Therapeutic interventions remain limited in neutropenic colitis. To truly answer the question of whether this intervention would benefit patients, trials should be centrally randomized with adequate placebo controls to blind patients, blind adjudication of colitis grades, and an intention-to-treat analysis.
Buijs, C., Mom, C.H., Willemse, P.H., Marike Boezen, H., Maurer, J.M., Wymenga, A.N., … Mourits, M.J. (2009). Venlafaxine versus clonidine for the treatment of hot flashes in breast cancer patients: A double-blind, randomized cross-over study. Breast Cancer Research and Treatment, 115, 573–580.
Comparison of venlafaxine versus clonidine for the treatment of hot flashes with regard to side effects, efficacy, QOL, and sexual functioning in patients with breast cancer.
Patients randomly assigned to receive venlafaxine for eight weeks, followed by a wash-out period of two weeks, then eight weeks of clonidine or vice versa
N = 60 (30 assigned to venlafaxine and 30 to clonidine). Patients with a primary or metastatic breast cancer age 60 years or younger, allowed antitumor hormonal treatment if started one month prior and continued taking throughout treatment period.

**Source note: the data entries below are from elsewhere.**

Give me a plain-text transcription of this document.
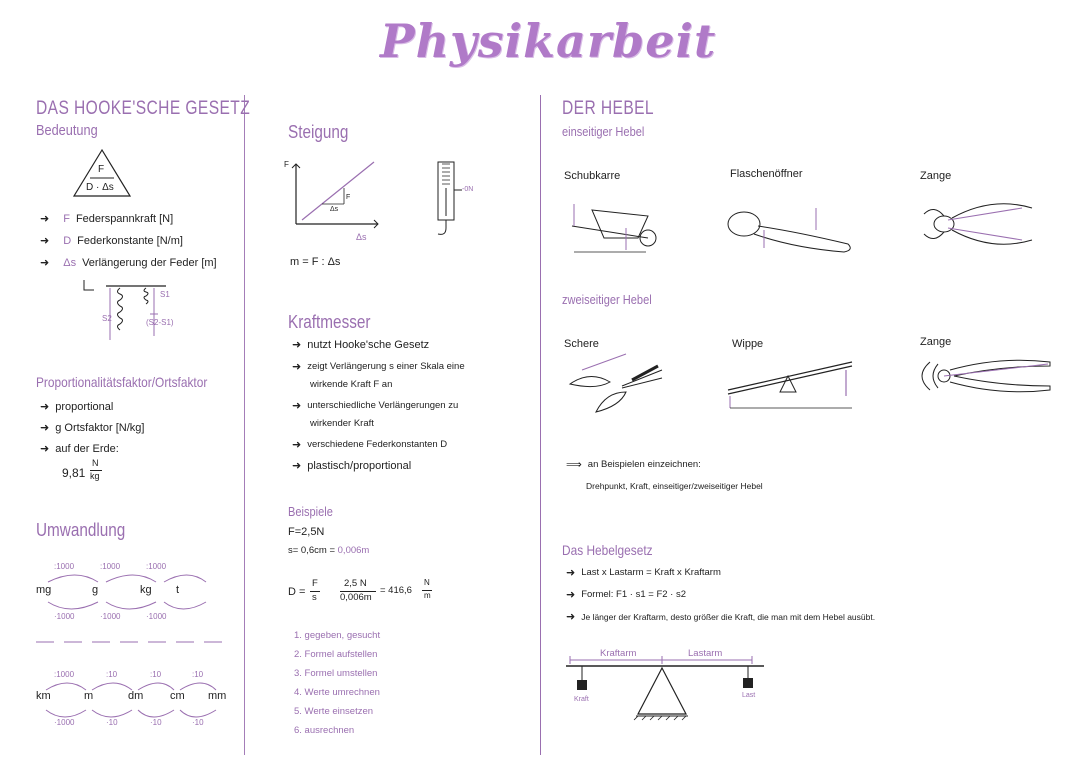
Physikarbeit
DAS HOOKE'SCHE GESETZ
Bedeutung
F
D · Δs
➜ F Federspannkraft [N]
➜ D Federkonstante [N/m]
➜ Δs Verlängerung der Feder [m]
S1
S2	(S2-S1)
Proportionalitätsfaktor/Ortsfaktor
➜ proportional
➜ g Ortsfaktor [N/kg]
➜ auf der Erde:
9,81
N
kg
Umwandlung
mg	g	kg t
:1000	:1000	:1000
·1000	·1000	·1000
km	m	dm cm mm
:1000	:10	:10	:10
·1000	·10	·10	·10
Steigung
F
Δs
Δs
F
m = F : Δs
-0N
Kraftmesser
➜ nutzt Hooke'sche Gesetz
➜ zeigt Verlängerung s einer Skala eine
wirkende Kraft F an
➜ unterschiedliche Verlängerungen zu
wirkender Kraft
➜ verschiedene Federkonstanten D
➜ plastisch/proportional
Beispiele
F=2,5N
s= 0,6cm = 0,006m
D =
F
s
2,5 N
0,006m
= 416,6
N
m
1. gegeben, gesucht
2. Formel aufstellen
3. Formel umstellen
4. Werte umrechnen
5. Werte einsetzen
6. ausrechnen
DER HEBEL
einseitiger Hebel
Schubkarre	Flaschenöffner	Zange
zweiseitiger Hebel
Schere	Wippe	Zange
⟹ an Beispielen einzeichnen:
Drehpunkt, Kraft, einseitiger/zweiseitiger Hebel
Das Hebelgesetz
➜ Last x Lastarm = Kraft x Kraftarm
➜ Formel: F1 · s1 = F2 · s2
➜ Je länger der Kraftarm, desto größer die Kraft, die man mit dem Hebel ausübt.
Kraftarm	Lastarm
Kraft
Last
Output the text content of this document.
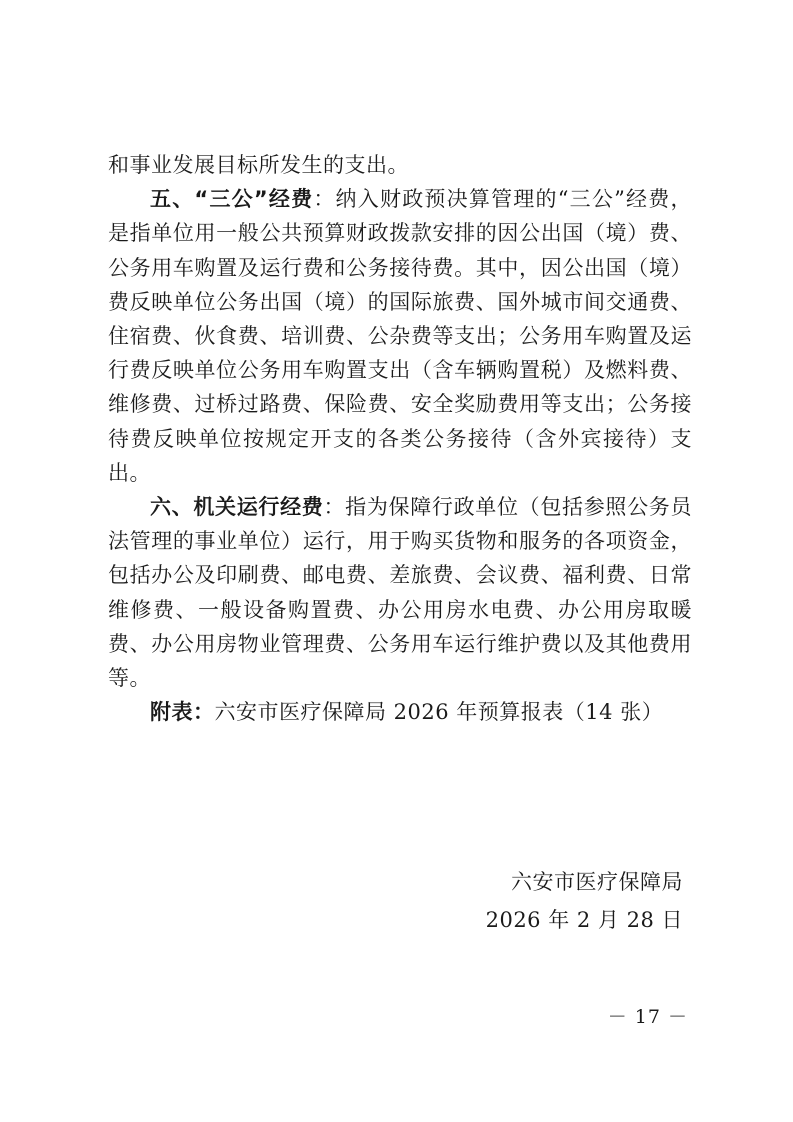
和事业发展目标所发生的支出。

五、“三公”经费：纳入财政预决算管理的“三公”经费，是指单位用一般公共预算财政拨款安排的因公出国（境）费、公务用车购置及运行费和公务接待费。其中，因公出国（境）费反映单位公务出国（境）的国际旅费、国外城市间交通费、住宿费、伙食费、培训费、公杂费等支出；公务用车购置及运行费反映单位公务用车购置支出（含车辆购置税）及燃料费、维修费、过桥过路费、保险费、安全奖励费用等支出；公务接待费反映单位按规定开支的各类公务接待（含外宾接待）支出。

六、机关运行经费：指为保障行政单位（包括参照公务员法管理的事业单位）运行，用于购买货物和服务的各项资金，包括办公及印刷费、邮电费、差旅费、会议费、福利费、日常维修费、一般设备购置费、办公用房水电费、办公用房取暖费、办公用房物业管理费、公务用车运行维护费以及其他费用等。

附表：六安市医疗保障局 2026 年预算报表（14 张）

六安市医疗保障局
2026 年 2 月 28 日
－ 17 －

Double-blind, randomized, cross-over study.
Assessment took place before the start of each drug, then at 2, 8, 12, 18 weeks after treatment began. Six questionnaires were used to compare the drugs' effects on adverse events, efficacy, QOL, and sexual functioning: daily diary on hot flashes, hot flash–related daily interface questionnaire, Medical Outcomes Study Short Form (SF-36), sexual activity questionnaire, and Zung Self-Rating Depression Scale.
Forty patients completed all treatments, 12 patients only one treatment, 8 patients neither. Dropout rates during venlafaxine were 15 out of 59, versus clonidine, 5 out of 53. Withdrawal rateswere not affected by sequence of treatment. Efficacy: After eight weeks, no difference was seen between the two drugs in reduction of hot flash scores: median 49% for venlafaxine and 55% for clonidine. The drug that the patient received first caused the greatest reduction in hot flash score.
Statistics: based on the testing used to calculate the number of patients needed to detect differences, the sample size was too small to detect difference, which may be the reason no statistical difference was found between the interventions.